Source: TradingView.com.

Lyft (LYFT) shares, which initially skyrocketed following a reporting error by the ride-hailing company, settled nearly 16% higher in after-hours trading on Tuesday as fourth-quarter earnings and first-quarter bookings guidance surpassed analysts’ expectations.

The San Francisco-based company disclosed fourth-quarter adjusted earnings of 18 cents per share, more than double the 8 cents a share figure Wall Street had forecast. Revenue in the period of $1.22 billion increased 4% from the prior year, sitting in-line with analysts’ estimates. The quarterly results were boosted by rides increasing 26% to 191 million from the corresponding period in 2022 amid growing trips to stadiums, driven by concerts and sporting events.
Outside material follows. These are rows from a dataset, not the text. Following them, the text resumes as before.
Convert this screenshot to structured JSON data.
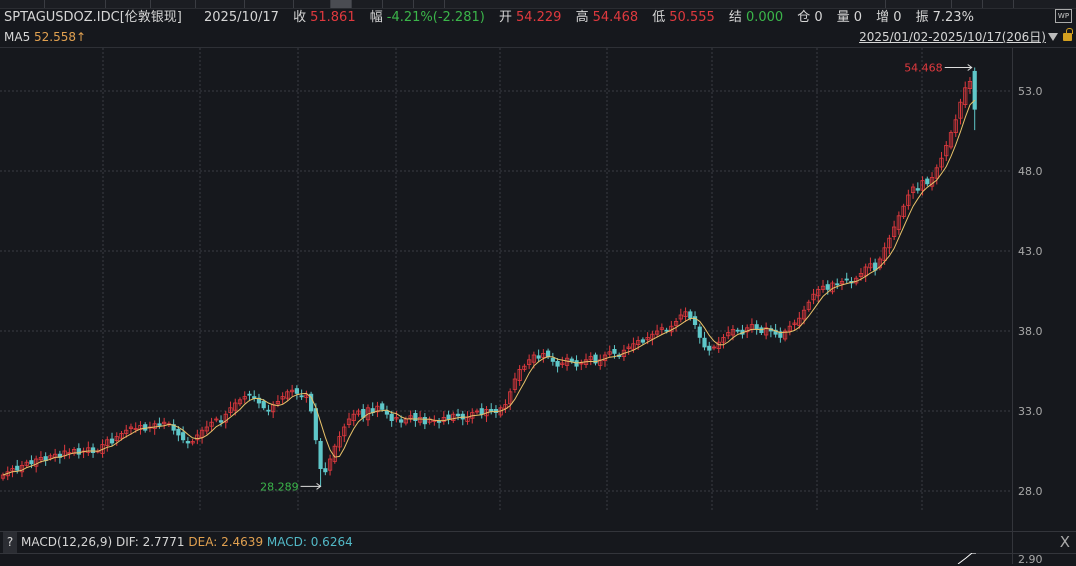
{
  "header": {
    "symbol": "SPTAGUSDOZ.IDC[伦敦银现]",
    "date": "2025/10/17",
    "close_label": "收",
    "close": "51.861",
    "change_label": "幅",
    "change": "-4.21%(-2.281)",
    "open_label": "开",
    "open": "54.229",
    "high_label": "高",
    "high": "54.468",
    "low_label": "低",
    "low": "50.555",
    "settle_label": "结",
    "settle": "0.000",
    "oi_label": "仓",
    "oi": "0",
    "vol_label": "量",
    "vol": "0",
    "inc_label": "增",
    "inc": "0",
    "amp_label": "振",
    "amp": "7.23%",
    "wp_label": "WP"
  },
  "indicator": {
    "ma_label": "MA5",
    "ma_value": "52.558↑"
  },
  "range": {
    "label": "2025/01/02-2025/10/17(206日)"
  },
  "icons": {
    "dropdown": "triangle-down-icon",
    "lock": "unlock-icon",
    "wp": "wp-icon"
  },
  "colors": {
    "up": "#e0393e",
    "down": "#5fc7c9",
    "ma5": "#e8c26a",
    "background": "#16181d"
  },
  "chart_data": {
    "type": "candlestick",
    "period": "daily",
    "yaxis_ticks": [
      28.0,
      33.0,
      38.0,
      43.0,
      48.0,
      53.0
    ],
    "ylim": [
      26.8,
      55.5
    ],
    "max_label": "54.468",
    "min_label": "28.289",
    "closes": [
      29.0,
      29.2,
      29.4,
      29.3,
      29.6,
      29.8,
      29.7,
      30.0,
      30.1,
      29.9,
      30.2,
      30.3,
      30.1,
      30.5,
      30.4,
      30.6,
      30.3,
      30.5,
      30.7,
      30.4,
      30.5,
      30.9,
      31.2,
      31.0,
      31.4,
      31.6,
      31.8,
      32.0,
      31.9,
      32.1,
      31.8,
      32.0,
      32.2,
      32.1,
      32.3,
      32.2,
      31.8,
      31.5,
      31.2,
      31.0,
      31.1,
      31.5,
      31.8,
      32.0,
      32.3,
      32.5,
      32.3,
      32.8,
      33.2,
      33.5,
      33.7,
      33.9,
      34.0,
      33.8,
      33.5,
      33.2,
      33.0,
      33.4,
      33.6,
      33.9,
      34.2,
      34.3,
      34.1,
      33.9,
      34.0,
      33.0,
      31.2,
      29.4,
      29.2,
      30.0,
      30.8,
      31.4,
      32.0,
      32.5,
      32.8,
      33.0,
      32.6,
      33.2,
      32.9,
      33.3,
      33.1,
      32.8,
      32.4,
      32.6,
      32.3,
      32.5,
      32.7,
      32.4,
      32.6,
      32.2,
      32.5,
      32.4,
      32.3,
      32.6,
      32.5,
      32.8,
      32.7,
      32.5,
      32.6,
      32.9,
      33.0,
      32.8,
      33.1,
      33.0,
      32.9,
      33.2,
      33.4,
      34.2,
      35.0,
      35.6,
      35.8,
      36.2,
      36.5,
      36.3,
      36.6,
      36.4,
      36.1,
      35.8,
      36.0,
      36.3,
      36.1,
      35.8,
      36.0,
      36.2,
      36.4,
      36.0,
      36.2,
      36.5,
      36.7,
      36.6,
      36.4,
      36.8,
      37.0,
      37.2,
      37.4,
      37.3,
      37.6,
      37.8,
      38.0,
      38.2,
      38.0,
      38.3,
      38.6,
      39.0,
      39.2,
      38.8,
      38.4,
      37.6,
      37.0,
      36.8,
      37.0,
      37.3,
      37.6,
      37.9,
      38.1,
      38.0,
      37.8,
      38.2,
      38.4,
      38.1,
      37.9,
      38.2,
      38.0,
      37.8,
      37.6,
      38.0,
      38.3,
      38.5,
      38.8,
      39.3,
      39.8,
      40.3,
      40.6,
      40.8,
      40.6,
      41.0,
      40.9,
      41.1,
      41.2,
      41.0,
      41.3,
      41.6,
      42.0,
      42.2,
      41.8,
      42.5,
      43.2,
      43.8,
      44.5,
      45.2,
      45.8,
      46.5,
      47.0,
      46.8,
      47.4,
      47.2,
      47.6,
      48.2,
      48.8,
      49.6,
      50.4,
      51.2,
      52.3,
      53.2,
      53.6,
      51.861
    ],
    "special": {
      "min_index": 67,
      "min_low": 28.289,
      "last": {
        "open": 54.229,
        "high": 54.468,
        "low": 50.555,
        "close": 51.861
      }
    },
    "ma_period": 5
  },
  "macd": {
    "help": "?",
    "title": "MACD(12,26,9)",
    "dif": "DIF: 2.7771",
    "dea": "DEA: 2.4639",
    "macd": "MACD: 0.6264",
    "close": "X",
    "tick": "2.90"
  }
}
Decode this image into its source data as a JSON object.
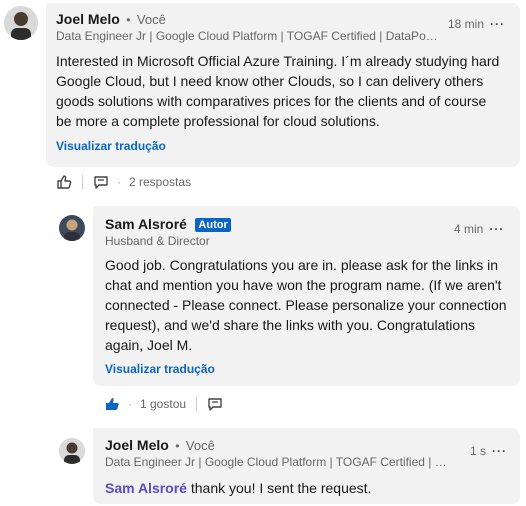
{
  "comments": [
    {
      "author": "Joel Melo",
      "you_label": "Você",
      "headline": "Data Engineer Jr | Google Cloud Platform | TOGAF Certified | DataPower C...",
      "time": "18 min",
      "text_lines": [
        "Interested in Microsoft Official Azure Training. I´m already studying hard",
        "Google Cloud, but I need know other Clouds, so I can delivery others",
        "goods solutions with comparatives prices for the clients and of course",
        "be more a complete professional for cloud solutions."
      ],
      "translate_label": "Visualizar tradução",
      "replies_count": "2 respostas"
    }
  ],
  "reply1": {
    "author": "Sam Alsroré",
    "badge": "Autor",
    "headline": "Husband & Director",
    "time": "4 min",
    "text_lines": [
      "Good job. Congratulations you are in. please ask for the links in",
      "chat and mention you have won the program name. (If we aren't",
      "connected - Please connect. Please personalize your connection",
      "request), and we'd share the links with you. Congratulations",
      "again, Joel M."
    ],
    "translate_label": "Visualizar tradução",
    "likes": "1 gostou"
  },
  "reply2": {
    "author": "Joel Melo",
    "you_label": "Você",
    "headline": "Data Engineer Jr | Google Cloud Platform | TOGAF Certified | Dat...",
    "time": "1 s",
    "mention": "Sam Alsroré",
    "text": " thank you! I sent the request."
  },
  "colors": {
    "link": "#0a66c2",
    "mention": "#5b4ac4",
    "bubble": "#f2f2f2"
  },
  "icons": [
    "like-icon",
    "reply-icon",
    "more-icon",
    "liked-icon"
  ]
}
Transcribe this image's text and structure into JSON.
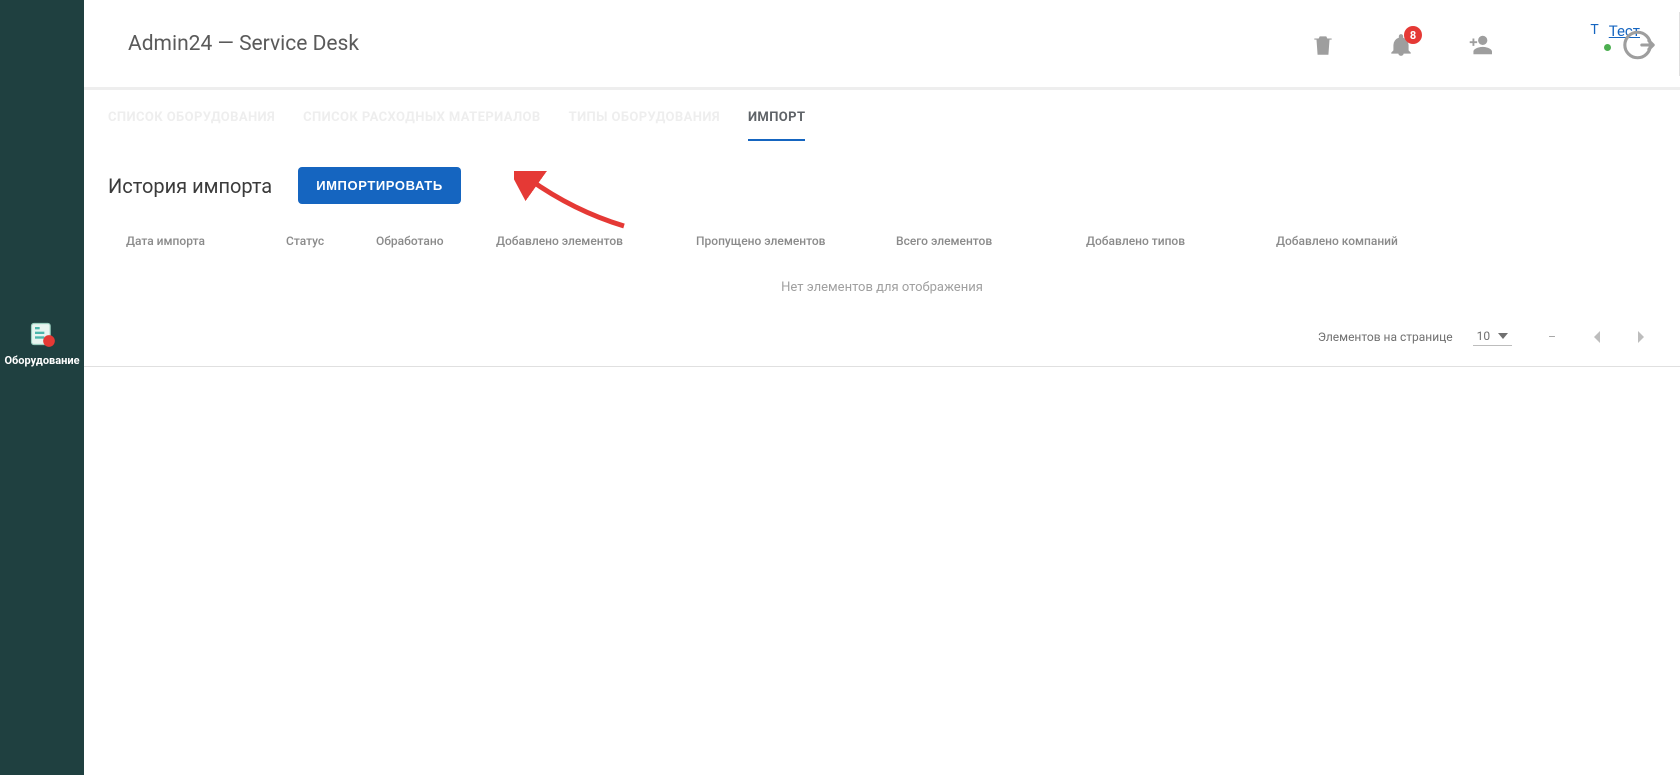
{
  "sidebar": {
    "items": [
      {
        "label": "Оборудование",
        "icon": "equipment-icon"
      }
    ]
  },
  "header": {
    "app_title": "Admin24 — Service Desk",
    "notifications_count": "8",
    "user": {
      "initial": "Т",
      "name": "Тест"
    }
  },
  "tabs": [
    {
      "label": "СПИСОК ОБОРУДОВАНИЯ",
      "active": false
    },
    {
      "label": "СПИСОК РАСХОДНЫХ МАТЕРИАЛОВ",
      "active": false
    },
    {
      "label": "ТИПЫ ОБОРУДОВАНИЯ",
      "active": false
    },
    {
      "label": "ИМПОРТ",
      "active": true
    }
  ],
  "section": {
    "title": "История импорта",
    "import_button": "ИМПОРТИРОВАТЬ"
  },
  "table": {
    "columns": [
      "Дата импорта",
      "Статус",
      "Обработано",
      "Добавлено элементов",
      "Пропущено элементов",
      "Всего элементов",
      "Добавлено типов",
      "Добавлено компаний"
    ],
    "empty_text": "Нет элементов для отображения"
  },
  "pagination": {
    "label": "Элементов на странице",
    "size": "10",
    "range": "–"
  }
}
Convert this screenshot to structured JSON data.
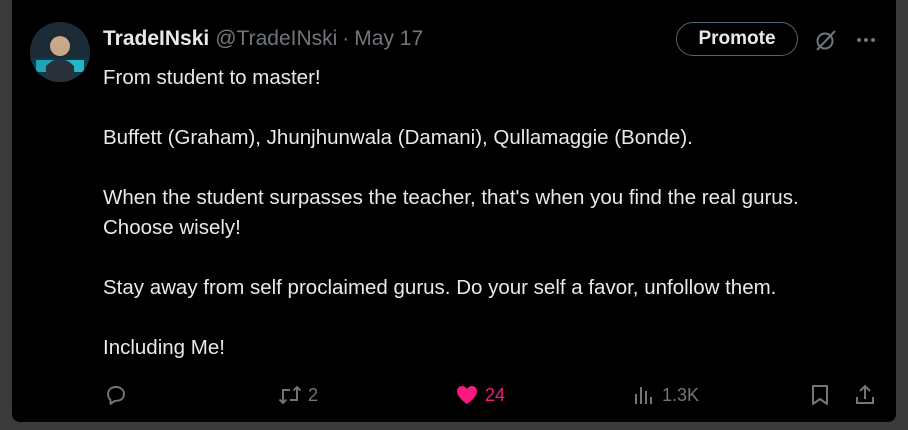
{
  "tweet": {
    "display_name": "TradeINski",
    "handle": "@TradeINski",
    "separator": "·",
    "date": "May 17",
    "promote_label": "Promote",
    "body_lines": [
      "From student to master!",
      "Buffett (Graham), Jhunjhunwala (Damani), Qullamaggie (Bonde).",
      "When the student surpasses the teacher, that's when you find the real gurus. Choose wisely!",
      "Stay away from self proclaimed gurus. Do your self a favor, unfollow them.",
      "Including Me!"
    ],
    "actions": {
      "reply_icon": "reply-icon",
      "retweet_icon": "retweet-icon",
      "retweet_count": "2",
      "like_icon": "heart-filled-icon",
      "like_count": "24",
      "views_icon": "analytics-icon",
      "views_count": "1.3K",
      "bookmark_icon": "bookmark-icon",
      "share_icon": "share-icon"
    }
  },
  "colors": {
    "background": "#000000",
    "text": "#e7e9ea",
    "muted": "#71767b",
    "like": "#f91880",
    "border": "#536471"
  }
}
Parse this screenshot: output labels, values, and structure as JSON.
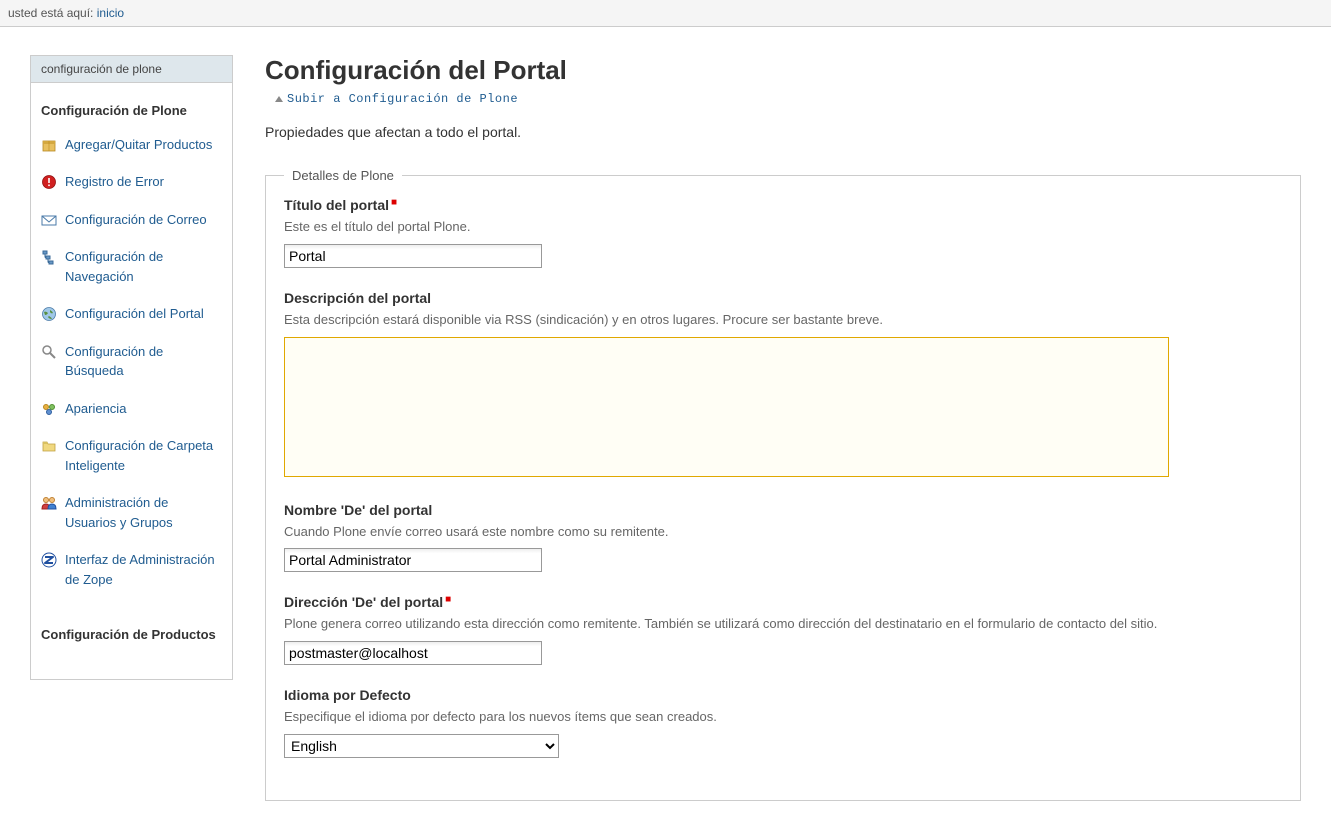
{
  "breadcrumb": {
    "prefix": "usted está aquí: ",
    "link": "inicio"
  },
  "sidebar": {
    "header": "configuración de plone",
    "section1_title": "Configuración de Plone",
    "items": [
      {
        "label": "Agregar/Quitar Productos",
        "icon": "box"
      },
      {
        "label": "Registro de Error",
        "icon": "error"
      },
      {
        "label": "Configuración de Correo",
        "icon": "mail"
      },
      {
        "label": "Configuración de Navegación",
        "icon": "nav"
      },
      {
        "label": "Configuración del Portal",
        "icon": "world"
      },
      {
        "label": "Configuración de Búsqueda",
        "icon": "search"
      },
      {
        "label": "Apariencia",
        "icon": "theme"
      },
      {
        "label": "Configuración de Carpeta Inteligente",
        "icon": "folder"
      },
      {
        "label": "Administración de Usuarios y Grupos",
        "icon": "users"
      },
      {
        "label": "Interfaz de Administración de Zope",
        "icon": "zope"
      }
    ],
    "section2_title": "Configuración de Productos"
  },
  "main": {
    "title": "Configuración del Portal",
    "up_link": "Subir a Configuración de Plone",
    "description": "Propiedades que afectan a todo el portal.",
    "fieldset_legend": "Detalles de Plone",
    "fields": {
      "site_title": {
        "label": "Título del portal",
        "required": true,
        "help": "Este es el título del portal Plone.",
        "value": "Portal"
      },
      "site_description": {
        "label": "Descripción del portal",
        "required": false,
        "help": "Esta descripción estará disponible via RSS (sindicación) y en otros lugares. Procure ser bastante breve.",
        "value": ""
      },
      "from_name": {
        "label": "Nombre 'De' del portal",
        "required": false,
        "help": "Cuando Plone envíe correo usará este nombre como su remitente.",
        "value": "Portal Administrator"
      },
      "from_address": {
        "label": "Dirección 'De' del portal",
        "required": true,
        "help": "Plone genera correo utilizando esta dirección como remitente. También se utilizará como dirección del destinatario en el formulario de contacto del sitio.",
        "value": "postmaster@localhost"
      },
      "default_language": {
        "label": "Idioma por Defecto",
        "required": false,
        "help": "Especifique el idioma por defecto para los nuevos ítems que sean creados.",
        "value": "English"
      }
    }
  }
}
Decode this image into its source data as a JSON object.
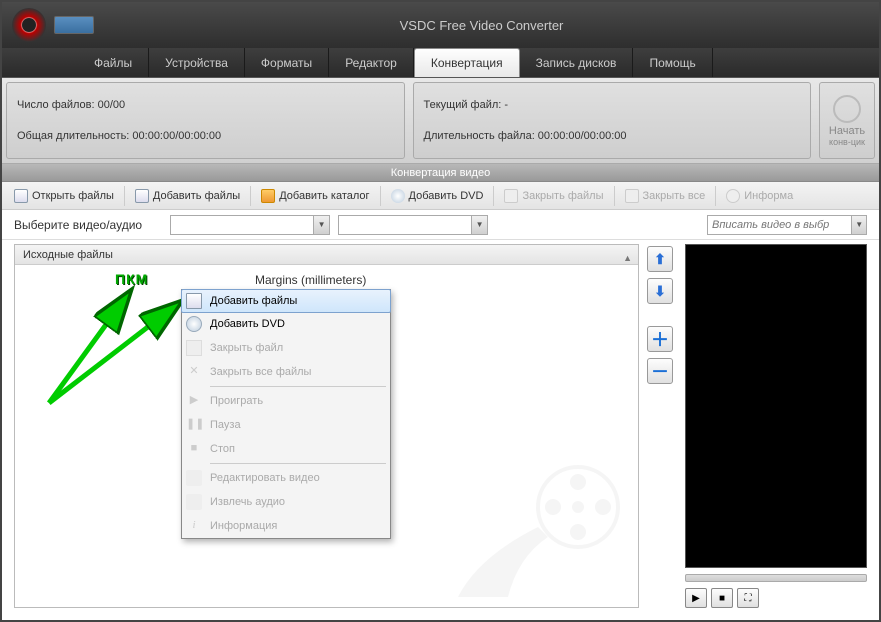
{
  "app_title": "VSDC Free Video Converter",
  "menu_tabs": [
    "Файлы",
    "Устройства",
    "Форматы",
    "Редактор",
    "Конвертация",
    "Запись дисков",
    "Помощь"
  ],
  "menu_active_index": 4,
  "ribbon": {
    "files_count_label": "Число файлов: 00/00",
    "total_duration_label": "Общая длительность: 00:00:00/00:00:00",
    "current_file_label": "Текущий файл: -",
    "file_duration_label": "Длительность файла: 00:00:00/00:00:00",
    "start_label": "Начать",
    "start_sub": "конв-цик"
  },
  "ribbon_footer": "Конвертация видео",
  "toolbar": {
    "open": "Открыть файлы",
    "add": "Добавить файлы",
    "add_folder": "Добавить каталог",
    "add_dvd": "Добавить DVD",
    "close": "Закрыть файлы",
    "close_all": "Закрыть все",
    "info": "Информа"
  },
  "selector": {
    "label": "Выберите видео/аудио",
    "fit_placeholder": "Вписать видео в выбр"
  },
  "panel": {
    "header": "Исходные файлы",
    "margins": "Margins (millimeters)"
  },
  "annotation": "ПКМ",
  "context_menu": [
    {
      "label": "Добавить файлы",
      "enabled": true,
      "highlight": true,
      "icon": "page-plus-icon"
    },
    {
      "label": "Добавить DVD",
      "enabled": true,
      "icon": "dvd-icon"
    },
    {
      "label": "Закрыть файл",
      "enabled": false,
      "icon": "page-minus-icon"
    },
    {
      "label": "Закрыть все файлы",
      "enabled": false,
      "icon": "close-x-icon"
    },
    {
      "sep": true
    },
    {
      "label": "Проиграть",
      "enabled": false,
      "icon": "play-icon"
    },
    {
      "label": "Пауза",
      "enabled": false,
      "icon": "pause-icon"
    },
    {
      "label": "Стоп",
      "enabled": false,
      "icon": "stop-icon"
    },
    {
      "sep": true
    },
    {
      "label": "Редактировать видео",
      "enabled": false,
      "icon": "edit-icon"
    },
    {
      "label": "Извлечь аудио",
      "enabled": false,
      "icon": "audio-extract-icon"
    },
    {
      "label": "Информация",
      "enabled": false,
      "icon": "info-icon"
    }
  ]
}
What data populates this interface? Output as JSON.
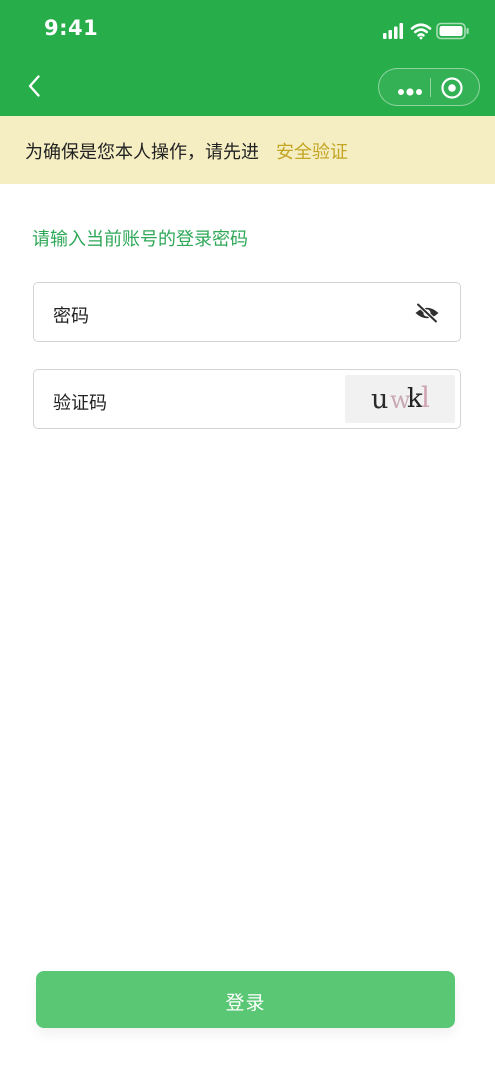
{
  "status_bar": {
    "time": "9:41",
    "icons": [
      "signal-icon",
      "wifi-icon",
      "battery-icon"
    ]
  },
  "nav_bar": {
    "back_icon": "chevron-left-icon",
    "capsule_icons": [
      "more-dots-icon",
      "close-target-icon"
    ]
  },
  "notice": {
    "text": "为确保是您本人操作，请先进",
    "link": "安全验证"
  },
  "form": {
    "prompt": "请输入当前账号的登录密码",
    "password": {
      "placeholder": "密码",
      "value": "",
      "toggle_icon": "eye-hidden-icon"
    },
    "captcha": {
      "placeholder": "验证码",
      "value": "",
      "image_chars": [
        "u",
        "w",
        "k",
        "l"
      ]
    }
  },
  "login_button": {
    "label": "登录"
  },
  "colors": {
    "header_bg": "#27ad4a",
    "notice_bg": "#f5eec3",
    "notice_link": "#c3a523",
    "prompt": "#2fa858",
    "button_bg": "#5ac775",
    "field_border": "#d3d3d3"
  }
}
Looking ahead, Lyft projects gross bookings in the current quarter to range between $3.5 billion and $3.6 billion, ahead of the $3.46 billion consensus. Moreover, the company sees 2024 adjusted profit margin as a percentage of bookings increasing 50 basis points (BPS) to 2.1%, up from 1.6% in 2023.

The company’s initial press release mistakenly projected annual margin expansion of 500 BPS, instead of 50 BPS, which Lyft’s chief financial officer, Erin Brewer, corrected on the earnings call.

Lyft said growth this year will be driven by corporate partnerships with companies such as LinkedIn and Starbucks (SBUX), among others.

The company also expects this year for the first time to generate positive free cash flow due to reduced expenditure.

“Given these factors, along with our plans for slightly lower capital expenditures for 2024 relative to 2023, we anticipate that Lyft will generate positive Free Cash Flow for the full-year for the first time,” Lyft said. An ongoing focus on cost cutting follows the company implementing a restructuring plan last year that reduced staffing levels as it drives toward a goal of long-term annual profitability.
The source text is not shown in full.